The decision by the nation’s largest police force to shutter the controversial surveillance program represents the first sign that William J. Bratton, the department’s new commissioner, is backing away from some of the post-9/11 intelligence-gathering practices of his predecessor. The Police Department’s tactics, which are the subject of two federal lawsuits, drew criticism from civil rights groups and a senior official with the Federal Bureau of Investigation who said they harmed national security by sowing mistrust for law enforcement in Muslim communities.
To many Muslims, the squad … was a sign that the police viewed their every action with suspicion. The police mapped communities inside and outside the city, logging where customers in traditional Islamic clothes ate meals and documenting their lunch-counter conversations.

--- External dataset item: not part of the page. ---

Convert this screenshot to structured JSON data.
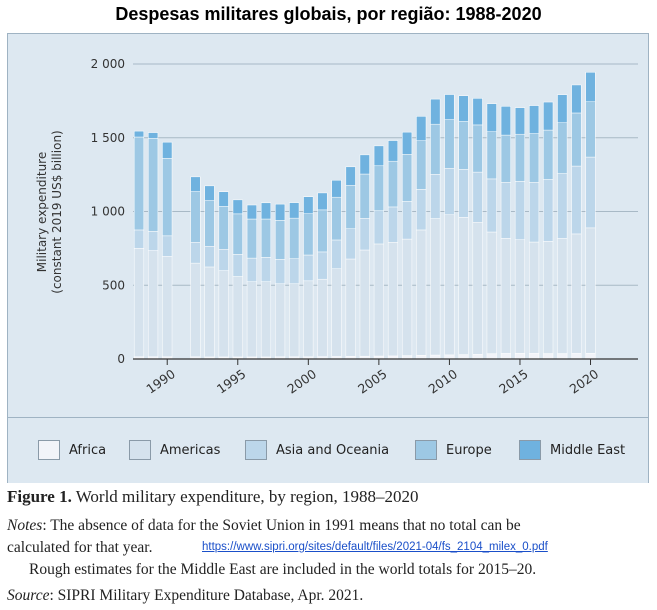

“The Demographics Unit created psychological warfare in our community,” said Linda Sarsour, of the Arab American Association of New York. “Those documents, they showed where we live. That’s the cafe where I eat. That’s where I pray. That’s where I buy my groceries. They were able to see their entire lives on those maps. And it completely messed with the psyche of the community.”
Mission accomplished? Not necessarily, says Stephen Davis, the department’s chief spokesman:
Understanding certain local demographics can be a useful factor when assessing the threat information that comes into New York City virtually on a daily basis. In the future, we will gather that information, if necessary, through direct contact between the police precincts and the representatives of the communities they serve.
What could be bad? If police have an inkling that something sinister is in the works, all they need do is reach out to “representatives of the communities,” who can affirm or allay their concerns.
Besides, it’s not as though New York has had terrorist threats since 2001 — at least not if you discount the 16 known plots against the Big Apple that have occurred in the intervening years. Every single attempt, moreover, has been the work of Islamofascists.
But if you need proof that the Muslim spy unit is superfluous, you have it in the words of New York mayor Bill de Blasio, who said in a statement Tuesday that the closing of the unit was “a critical step forward in easing tensions between the police and the communities they serve, so that our cops and our citizens can help one another go after the real bad guys.”